Schwab Cuts Costs On All 15 ETFs
Charles Schwab took the battle in fees to its arch rival Vanguard by cutting prices on all 15 of its ETFs by 25 to 60 percent, resulting in each of the ETFs becoming cheapest in their respective Lipper categories.
As an example, the Schwab U.S. Broad Market (NYSE Arca: SCHB) will now cost 0.04 percent, compared with its previous expense ratio of 0.06 percent.
Company officials said the moves, which became effective Sept. 20, brought the weighted average overall expense ratio of its ETFs down to 0.077 percent.
Some analysts speculate that Schwab’s bigger plan is to attract more clients and financial advisors to its overall platform, and once they have arrived, hope they make use of Schwab products and services that are more expensive than its low-cost ETFs, which can also be traded commission-free by Schwab clients.
The move definitely raises the bar on Vanguard, whose reputation rests largely on its low-cost funds. What Vanguard chooses to do remains to be seen, but it’s clear that Schwab’s low-cost strategy is working every bit as well as it is for Vanguard. Schwab, which launched its first ETFs in November 2009, had $6.33 billion in 15 separate ETFs as of Sept. 20, 2012, according to data compiled by IndexUniverse.
iShares Debuts Frontier Markets ETF
In mid-September, iShares rolled out the iShares MSCI Frontier 100 Index Fund (NYSE Arca: FM), a fund that serves up focused exposure to the least mature and least liquid economies globally.

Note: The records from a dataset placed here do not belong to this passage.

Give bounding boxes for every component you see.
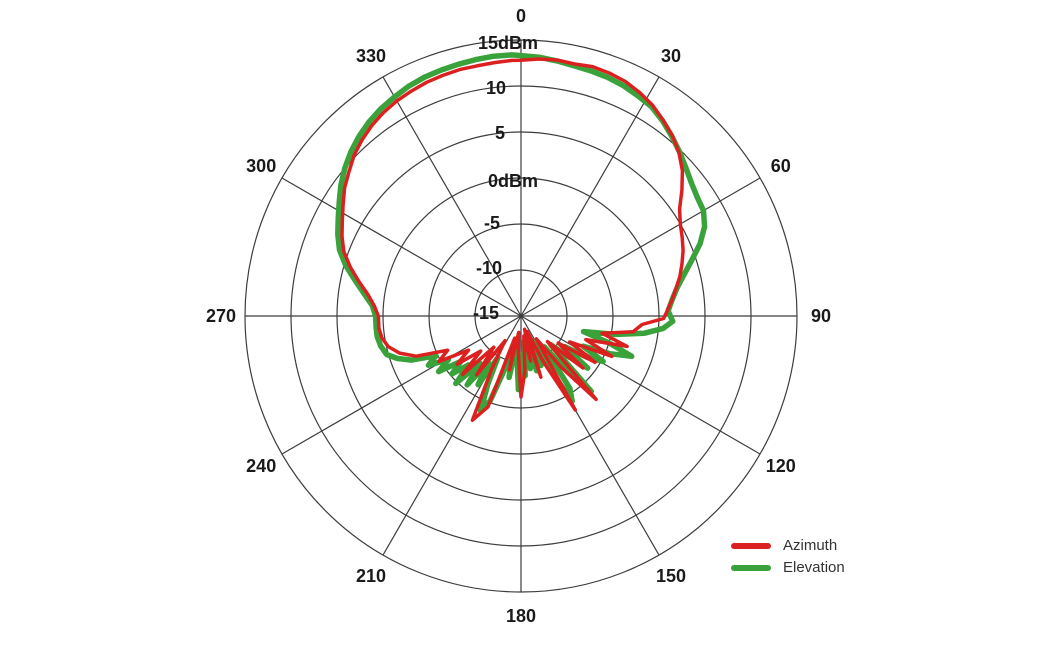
angle-label-150: 150 (656, 566, 686, 586)
angle-label-0: 0 (516, 6, 526, 26)
angle-label-270: 270 (206, 306, 236, 326)
series-azimuth-curve (340, 57, 685, 422)
polar-grid (244, 39, 798, 593)
grid-spoke-120 (520, 315, 761, 455)
elevation-line-swatch (731, 564, 771, 571)
grid-spoke-240 (281, 315, 522, 455)
legend-item-elevation: Elevation (731, 560, 845, 575)
angle-label-240: 240 (246, 456, 276, 476)
pattern-curves (335, 52, 708, 422)
axis-tick-labels: 0 30 60 90 120 150 180 210 240 270 300 330 15dBm 10 5 0… (206, 6, 831, 626)
grid-spoke-30 (520, 76, 660, 317)
angle-label-180: 180 (506, 606, 536, 626)
radial-label--5: -5 (484, 213, 500, 233)
elevation-legend-label: Elevation (783, 559, 845, 576)
grid-spoke-300 (281, 177, 522, 317)
radial-label-0: 0dBm (488, 171, 538, 191)
series-elevation-curve (335, 52, 708, 414)
legend: Azimuth Elevation (731, 538, 845, 575)
radial-label--15: -15 (473, 303, 499, 323)
radial-label-5: 5 (495, 123, 505, 143)
legend-item-azimuth: Azimuth (731, 538, 845, 553)
angle-label-60: 60 (771, 156, 791, 176)
azimuth-line-swatch (731, 542, 771, 549)
azimuth-legend-label: Azimuth (783, 537, 838, 554)
grid-spoke-60 (520, 177, 761, 317)
grid-spoke-330 (382, 76, 522, 317)
radial-label-15: 15dBm (478, 33, 538, 53)
radial-label-10: 10 (486, 78, 506, 98)
angle-label-330: 330 (356, 46, 386, 66)
angle-label-300: 300 (246, 156, 276, 176)
angle-label-30: 30 (661, 46, 681, 66)
angle-label-210: 210 (356, 566, 386, 586)
radial-label--10: -10 (476, 258, 502, 278)
angle-label-90: 90 (811, 306, 831, 326)
angle-label-120: 120 (766, 456, 796, 476)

FM tracks an MSCI benchmark that taps into equities from 20 frontier markets, including Argentina, Bangladesh, Croatia, Estonia, Jordan, Kazakhstan, Kenya, Kuwait, Lebanon, Mauritius, Nigeria, Oman, Pakistan, Qatar, Romania, Serbia, Sri Lanka, Ukraine, the United Arab Emirates and Vietnam.
The portfolio is heavily allocated to energy, financial and telecommunication names, and comes with an annual expense ratio of 0.79 percent.

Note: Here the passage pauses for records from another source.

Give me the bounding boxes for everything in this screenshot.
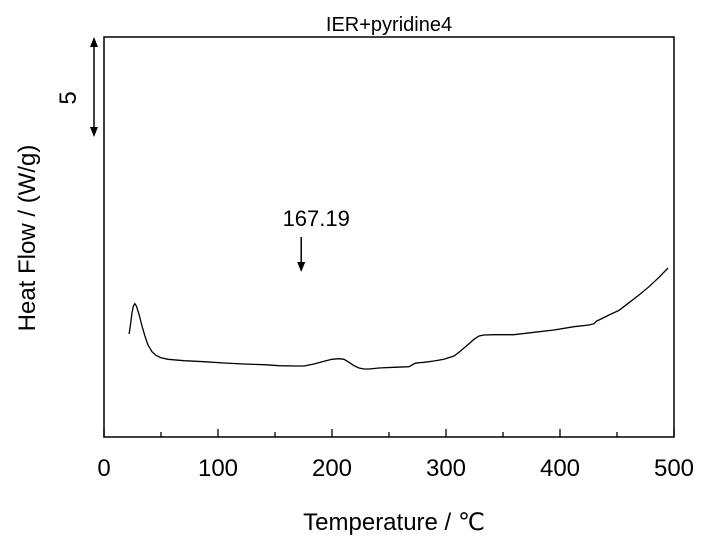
x-tick-label: 0 <box>97 455 110 482</box>
chart-title: IER+pyridine4 <box>326 14 452 36</box>
scale-bar-arrowhead-bottom <box>90 127 98 137</box>
x-axis-title: Temperature / ℃ <box>303 509 485 536</box>
y-axis-title: Heat Flow / (W/g) <box>14 145 41 332</box>
x-tick-label: 500 <box>654 455 694 482</box>
heat-flow-curve <box>128 267 669 370</box>
scale-bar-arrowhead-top <box>90 37 98 47</box>
scale-bar-label: 5 <box>55 91 82 104</box>
x-tick-label: 200 <box>312 455 352 482</box>
annotation-label: 167.19 <box>283 206 350 231</box>
annotation-arrowhead <box>297 262 306 272</box>
x-tick-label: 300 <box>426 455 466 482</box>
plot-frame <box>103 36 675 438</box>
x-tick-label: 400 <box>540 455 580 482</box>
x-tick-label: 100 <box>198 455 238 482</box>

iShares is the first ETF sponsor to create a broad frontier markets fund since Guggenheim predecessor Claymore launched the first-to-market Frontier Markets ETF (NYSE Arca: FRN) in 2008. But the new iShares also looks to be the first pure-play frontier fund, as the $142 million Guggenheim fund has heavy allocations to countries that some index providers consider emerging rather than frontier.
Vanguard Plots Rival To STPZ, STIP
Vanguard filed regulatory paperwork in late July to market a short-term inflation-protected securities index fund that would include an ETF share class that would compete with similar products from Pimco and iShares.
The prospectus detailed plans for the Vanguard Short-Term Inflation-Protected Securities Index Fund that would track the Barclays U.S. Treasury Inflation-Protected Securities (TIPS) 0-5 Year Index, and invest in inflation-protected U.S. Treasury securities that have a remaining maturity of less than five years.
The fund would serve up four share classes, including an ETF share class that would cost 0.10 percent in fees, or half the price tag of competing funds.
The iShares Barclays 0-5 Year TIPS Bond Fund (NYSE Arca: STIP) and Pimco 1-5 Year U.S. TIPS Index Fund (NYSE Arca: STPZ) both cost 0.20 percent a year, and have assets of $358 million and nearly $1 billion, respectively.